House of Dracula (1945)
The genre dies a second death here, we’re getting near the end of classic Universal horror. This one concerns a certain doctor whom all the Universal Horror monsters visit in order to be cured of their maladies. First John Carradine shows up as Dracula, then Lon Chaney as the Wolfman arrives. The doctor has a pretty hunchbacked nurse—that should give us some indication of the trouble to arrive! Only MAD doctors have hunchbacked assistants! When the Wolfman turns and escapes, the doctor follows him to a cave…where they uncover the body of Frankenstein (Glenn Strange)! The doctor is tempted to revive the monster, but is convinced it would be evil. Meanwhile he appears to have cured the Wolfman. He is in the process of curing Dracula of vampirism with a transfusion…but the latter turns the tables and puts his own blood into the doctor. Later there is a struggle, and Dracula is exposed to sunlight and dies. Unfortunately now the doctor turns into a vampire.
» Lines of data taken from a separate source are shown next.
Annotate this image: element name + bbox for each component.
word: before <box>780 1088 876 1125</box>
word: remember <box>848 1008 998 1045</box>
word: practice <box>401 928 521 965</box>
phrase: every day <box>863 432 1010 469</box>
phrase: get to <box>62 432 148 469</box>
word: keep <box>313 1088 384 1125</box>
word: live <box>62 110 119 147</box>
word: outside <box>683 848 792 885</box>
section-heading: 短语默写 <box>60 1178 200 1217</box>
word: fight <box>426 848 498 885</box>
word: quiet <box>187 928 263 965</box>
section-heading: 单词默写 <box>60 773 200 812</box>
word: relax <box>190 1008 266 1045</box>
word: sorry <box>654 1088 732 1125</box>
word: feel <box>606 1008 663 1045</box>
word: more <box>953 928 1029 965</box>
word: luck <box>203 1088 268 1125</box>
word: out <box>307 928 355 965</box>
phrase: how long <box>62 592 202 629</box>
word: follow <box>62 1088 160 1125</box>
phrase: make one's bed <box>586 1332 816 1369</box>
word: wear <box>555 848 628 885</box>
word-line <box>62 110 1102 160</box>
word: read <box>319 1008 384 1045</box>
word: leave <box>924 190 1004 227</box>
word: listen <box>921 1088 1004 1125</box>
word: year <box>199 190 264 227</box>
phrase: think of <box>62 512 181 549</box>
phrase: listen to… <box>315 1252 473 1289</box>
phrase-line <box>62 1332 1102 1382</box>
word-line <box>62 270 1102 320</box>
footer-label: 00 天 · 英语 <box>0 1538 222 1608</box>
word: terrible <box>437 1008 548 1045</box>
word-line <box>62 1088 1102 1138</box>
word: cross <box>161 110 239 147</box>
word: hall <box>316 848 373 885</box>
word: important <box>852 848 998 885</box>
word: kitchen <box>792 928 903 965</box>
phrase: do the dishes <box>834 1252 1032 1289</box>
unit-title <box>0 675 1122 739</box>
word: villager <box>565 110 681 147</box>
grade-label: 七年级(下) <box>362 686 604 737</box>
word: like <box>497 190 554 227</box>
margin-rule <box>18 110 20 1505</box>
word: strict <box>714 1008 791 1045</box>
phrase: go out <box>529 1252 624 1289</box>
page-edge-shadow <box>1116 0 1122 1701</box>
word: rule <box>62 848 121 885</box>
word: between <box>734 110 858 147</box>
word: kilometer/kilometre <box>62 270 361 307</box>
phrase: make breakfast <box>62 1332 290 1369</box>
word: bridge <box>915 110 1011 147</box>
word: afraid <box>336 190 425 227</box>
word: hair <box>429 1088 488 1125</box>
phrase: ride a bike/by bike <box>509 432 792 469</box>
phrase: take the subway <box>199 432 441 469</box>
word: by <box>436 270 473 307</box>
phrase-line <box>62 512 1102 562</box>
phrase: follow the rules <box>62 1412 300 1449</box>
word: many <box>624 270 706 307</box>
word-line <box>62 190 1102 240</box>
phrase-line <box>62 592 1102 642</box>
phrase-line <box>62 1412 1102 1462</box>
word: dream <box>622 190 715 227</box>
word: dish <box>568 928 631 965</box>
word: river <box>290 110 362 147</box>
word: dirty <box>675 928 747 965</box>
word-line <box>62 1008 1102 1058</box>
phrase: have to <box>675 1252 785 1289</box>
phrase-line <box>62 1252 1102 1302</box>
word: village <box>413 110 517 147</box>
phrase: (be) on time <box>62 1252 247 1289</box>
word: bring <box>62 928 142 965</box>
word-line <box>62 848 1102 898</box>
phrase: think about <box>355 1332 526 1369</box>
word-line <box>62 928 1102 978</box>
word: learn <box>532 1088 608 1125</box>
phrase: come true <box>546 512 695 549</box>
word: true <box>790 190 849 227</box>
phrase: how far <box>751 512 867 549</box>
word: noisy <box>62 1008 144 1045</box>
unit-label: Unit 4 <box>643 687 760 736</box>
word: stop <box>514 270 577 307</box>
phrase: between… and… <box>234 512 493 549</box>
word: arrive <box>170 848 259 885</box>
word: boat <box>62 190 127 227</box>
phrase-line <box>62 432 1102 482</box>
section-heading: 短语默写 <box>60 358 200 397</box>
Now that he is evil, he instantly revives the Frankenstein Monster. Mayhem, and an all-consuming fire, ensue.
She-Wolf of London (1946)
Despite the racy title, this is one of the dullest of the bunch, a soporific women’s picture not unlike Dracula’s Daughter. Here the heroine (June Lockhart) merely FEARS that she is a werewolf, because of a rash of recent murders and “the Curse of the Allenbys”. The film is redeemed as an experience solely by the atmospheric presence of gaslights and hansom cabs, but lots of GOOD horror movies have those.
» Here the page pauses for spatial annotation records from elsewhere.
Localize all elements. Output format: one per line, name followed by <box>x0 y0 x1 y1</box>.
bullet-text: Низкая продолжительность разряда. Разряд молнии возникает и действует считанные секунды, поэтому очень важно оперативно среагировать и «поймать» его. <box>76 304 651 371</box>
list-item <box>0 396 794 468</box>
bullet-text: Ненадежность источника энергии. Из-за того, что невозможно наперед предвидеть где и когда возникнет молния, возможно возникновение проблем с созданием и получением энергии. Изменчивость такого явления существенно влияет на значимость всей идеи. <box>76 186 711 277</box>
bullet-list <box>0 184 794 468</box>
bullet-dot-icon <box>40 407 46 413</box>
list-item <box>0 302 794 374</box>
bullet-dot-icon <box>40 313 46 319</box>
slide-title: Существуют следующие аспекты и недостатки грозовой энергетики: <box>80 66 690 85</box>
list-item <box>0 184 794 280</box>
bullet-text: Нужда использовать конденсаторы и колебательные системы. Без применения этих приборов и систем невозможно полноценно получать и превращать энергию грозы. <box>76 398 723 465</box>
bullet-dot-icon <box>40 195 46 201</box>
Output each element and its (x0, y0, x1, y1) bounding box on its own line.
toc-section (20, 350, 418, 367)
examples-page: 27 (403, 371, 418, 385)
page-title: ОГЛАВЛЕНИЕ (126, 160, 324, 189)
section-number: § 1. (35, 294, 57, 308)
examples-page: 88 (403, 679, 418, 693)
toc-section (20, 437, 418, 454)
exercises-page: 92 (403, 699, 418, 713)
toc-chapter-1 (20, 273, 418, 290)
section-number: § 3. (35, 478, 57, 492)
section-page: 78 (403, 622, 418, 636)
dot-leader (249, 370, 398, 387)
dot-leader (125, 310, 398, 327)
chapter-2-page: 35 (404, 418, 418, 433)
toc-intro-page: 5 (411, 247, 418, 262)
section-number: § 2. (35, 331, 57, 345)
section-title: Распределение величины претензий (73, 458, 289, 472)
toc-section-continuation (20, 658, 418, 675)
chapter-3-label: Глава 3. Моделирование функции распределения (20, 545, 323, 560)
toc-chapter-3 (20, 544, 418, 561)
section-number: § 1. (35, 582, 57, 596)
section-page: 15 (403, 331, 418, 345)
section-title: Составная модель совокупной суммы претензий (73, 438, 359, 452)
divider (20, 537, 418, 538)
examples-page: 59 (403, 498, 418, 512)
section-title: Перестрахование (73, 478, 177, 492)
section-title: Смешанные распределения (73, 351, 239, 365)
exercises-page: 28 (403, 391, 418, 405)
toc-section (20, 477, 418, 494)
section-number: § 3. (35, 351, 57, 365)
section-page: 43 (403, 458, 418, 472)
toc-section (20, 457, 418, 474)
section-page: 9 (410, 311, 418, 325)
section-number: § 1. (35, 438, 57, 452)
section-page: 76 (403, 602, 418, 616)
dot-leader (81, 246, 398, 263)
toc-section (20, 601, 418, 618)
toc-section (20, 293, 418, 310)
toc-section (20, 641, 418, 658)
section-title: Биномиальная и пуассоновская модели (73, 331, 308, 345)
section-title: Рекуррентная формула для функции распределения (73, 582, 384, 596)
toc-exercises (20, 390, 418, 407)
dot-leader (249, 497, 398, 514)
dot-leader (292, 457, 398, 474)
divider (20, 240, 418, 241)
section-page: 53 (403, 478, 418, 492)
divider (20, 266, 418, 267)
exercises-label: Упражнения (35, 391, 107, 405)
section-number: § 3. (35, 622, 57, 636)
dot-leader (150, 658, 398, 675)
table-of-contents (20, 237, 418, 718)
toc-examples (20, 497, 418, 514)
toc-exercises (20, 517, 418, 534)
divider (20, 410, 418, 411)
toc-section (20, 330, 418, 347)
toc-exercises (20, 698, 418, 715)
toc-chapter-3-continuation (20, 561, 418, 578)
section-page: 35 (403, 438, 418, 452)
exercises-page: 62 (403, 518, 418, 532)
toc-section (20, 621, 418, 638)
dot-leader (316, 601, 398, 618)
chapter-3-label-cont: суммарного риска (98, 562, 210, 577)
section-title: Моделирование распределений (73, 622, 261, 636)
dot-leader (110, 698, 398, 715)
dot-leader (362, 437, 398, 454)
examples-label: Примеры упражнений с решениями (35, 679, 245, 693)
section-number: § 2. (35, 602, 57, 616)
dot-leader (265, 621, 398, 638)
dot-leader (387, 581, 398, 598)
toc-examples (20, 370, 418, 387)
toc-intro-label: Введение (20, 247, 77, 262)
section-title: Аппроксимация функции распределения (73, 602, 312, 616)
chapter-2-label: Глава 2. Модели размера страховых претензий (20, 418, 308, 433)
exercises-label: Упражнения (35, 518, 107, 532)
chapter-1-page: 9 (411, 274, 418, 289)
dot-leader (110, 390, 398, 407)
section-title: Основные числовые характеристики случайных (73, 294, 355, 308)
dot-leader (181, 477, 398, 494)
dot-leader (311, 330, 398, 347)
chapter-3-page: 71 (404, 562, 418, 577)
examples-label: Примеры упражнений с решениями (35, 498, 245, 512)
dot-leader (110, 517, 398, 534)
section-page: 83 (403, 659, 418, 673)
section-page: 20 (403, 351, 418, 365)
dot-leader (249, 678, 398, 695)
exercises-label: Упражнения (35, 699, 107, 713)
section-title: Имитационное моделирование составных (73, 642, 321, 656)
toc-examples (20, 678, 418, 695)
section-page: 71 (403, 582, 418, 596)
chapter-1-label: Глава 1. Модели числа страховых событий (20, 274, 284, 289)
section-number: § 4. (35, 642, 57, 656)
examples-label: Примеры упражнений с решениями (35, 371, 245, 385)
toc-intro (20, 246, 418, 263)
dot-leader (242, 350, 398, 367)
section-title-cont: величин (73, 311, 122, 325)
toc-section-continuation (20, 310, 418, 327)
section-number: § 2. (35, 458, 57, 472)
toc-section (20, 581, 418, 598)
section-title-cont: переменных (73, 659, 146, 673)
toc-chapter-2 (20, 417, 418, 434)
Abbot and Costello meet Frankenstein (1948)
This is the last Universal film to use the original classic horror monsters, and their original actors (or, heh, their original replacements): Dracula and the Wolf Man (Bela Lugosi and Lon Chaney) and in the film’s closing gag, the Invisible Man (Vincent Price). Bud Abbott and Lou Costello are baggage handlers who have to deliver two crates to an amusement park House of Horrors. The crates turn out to contain Dracula and Frankenstein (Glenn Strange). The Wolf Man shows up to try to warn everybody. Costello’s girlfriend is a female mad scientist who wants to transplant his brain into the monsters. Several, tedious, endless scenes with Costello seeing the monsters, being scared, and trying to tell a disbelieving Abbott. Finally Abbott does believe him—when he gets abducted and he rescues him in the end. There is one inspired scene—a Halloween party, making for amusing confusion between real and costumed monsters. But most of it is pretty irritating.